I am wondering what the current state of the art is of the research
of space leaks in lazy functional languages.
I am interested in this because space leaks and the various fixes
proposed in specific situations seems to me to largely nullify the
purpose of referential transparency. At least in the sense described
by John Huges in his paper "Why functional Programming matters" (originally
1984):
Since expressions can be evaluated at any time, one can
freely replace variables by their values and vice versa - that is,
programs are "referentially transparent".
This seems not be true in the presence of space leaks, according to
several examples I have seen.
Wadler has proposed a solution to a particular space leak in
"Fixing some space leaks with a garbage collector" (1987)
He says initially:
Most distrurbingly, John Hughes has pointed out that unless a
parallel evaluator is used, some programs may be inherently "leaky".
The concrete example used by Wadler and Hughes is the break function:
break (x:xs)
| x == '\n' = ([], xs)
| otherwise = x : (fst b), snd b) where
b = break xs
Wadler proposes a way to plug this space leak in the garbage collector.
He thereby introduces a kind of parallell evaluation.
This may be to help to many programs but there are also many other
sources of space leaks.
In fact it seems to me that a very simple example is the following.
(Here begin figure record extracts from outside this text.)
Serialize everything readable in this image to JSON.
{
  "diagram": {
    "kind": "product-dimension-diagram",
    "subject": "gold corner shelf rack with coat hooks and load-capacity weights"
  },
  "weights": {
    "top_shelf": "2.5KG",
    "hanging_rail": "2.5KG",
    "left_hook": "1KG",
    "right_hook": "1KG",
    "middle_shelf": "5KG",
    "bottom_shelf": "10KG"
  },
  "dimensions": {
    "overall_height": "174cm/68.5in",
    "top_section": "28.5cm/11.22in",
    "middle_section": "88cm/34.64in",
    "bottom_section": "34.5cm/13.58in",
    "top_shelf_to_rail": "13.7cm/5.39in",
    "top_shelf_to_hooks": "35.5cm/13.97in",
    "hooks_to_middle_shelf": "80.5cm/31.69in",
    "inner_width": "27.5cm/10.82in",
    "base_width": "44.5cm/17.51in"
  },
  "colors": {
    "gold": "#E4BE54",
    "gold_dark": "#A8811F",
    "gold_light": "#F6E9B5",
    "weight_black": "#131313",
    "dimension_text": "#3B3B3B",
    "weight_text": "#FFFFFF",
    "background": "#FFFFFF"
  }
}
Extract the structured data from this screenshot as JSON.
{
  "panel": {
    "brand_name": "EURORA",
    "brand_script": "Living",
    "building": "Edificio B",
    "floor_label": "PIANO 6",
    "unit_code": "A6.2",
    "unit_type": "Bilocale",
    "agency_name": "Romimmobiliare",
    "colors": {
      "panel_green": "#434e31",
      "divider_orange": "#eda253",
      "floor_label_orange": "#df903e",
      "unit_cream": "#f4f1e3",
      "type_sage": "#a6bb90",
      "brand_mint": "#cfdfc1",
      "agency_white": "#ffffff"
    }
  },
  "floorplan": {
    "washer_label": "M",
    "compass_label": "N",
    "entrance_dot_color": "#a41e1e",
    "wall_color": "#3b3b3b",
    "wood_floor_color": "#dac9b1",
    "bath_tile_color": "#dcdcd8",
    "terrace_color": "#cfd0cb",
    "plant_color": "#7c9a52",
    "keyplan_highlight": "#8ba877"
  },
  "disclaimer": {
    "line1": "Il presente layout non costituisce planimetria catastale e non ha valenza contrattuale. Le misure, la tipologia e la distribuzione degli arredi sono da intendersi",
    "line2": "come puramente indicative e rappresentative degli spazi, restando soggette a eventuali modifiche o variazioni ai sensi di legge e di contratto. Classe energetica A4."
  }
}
(This may seem trivial to all that knows how lists in Haskell are
implemented. But for other users, perhaps with a mathematical or
some other scientific background, it may not be that obvious.)
let N be BIG in
sum [1..N]
The above runs in constant space in most implementations. But
let N be BIG in
reverse $ sum [1..N]
This requires space proportional to BIG.
As well as the following.
let N be BIG in
reverse $ reverse $ sum [1..N]
Given that Haskell is referential transparent, one would think
that it would be easy for the compiler to optimize these expressions
so they would run into constant space. However, according to what
I am told, compilers tend to take great care of PRESERVING the
original structures of program, just to _not_ inadvertently
introduce any new space leaks. I don't know if that applies to
the above examples. But it seems to apply to common subexpression
coalescion. And that may be worse enough.
The people I might introduce functional programming to might not
be very interested in the implementations. They might take
my word for that Referential Transparencey is a Good Thing.
But then, if it doesn't work in practice, both them and I will
be in Big Trouble.
I am sure these things can be resolved in one way or the other.
But how?
Sverker
ps. Wadler wrote the following in his paper (1987 already !):
A theory that allows one to reason about the space and time
efficiency of functional programs is long overdue. One reason
that such a theory has been late in appearing is that garbage-
collection and lazy evaluation can make it difficult to predict
the run-time behaviour of functional programs. In particular,
currently only _ad hoc_ methods are available to determine whether
a program suffers from space leaks. The method suggested here
does not make this problem any harder, but it does not make it
much easier, either.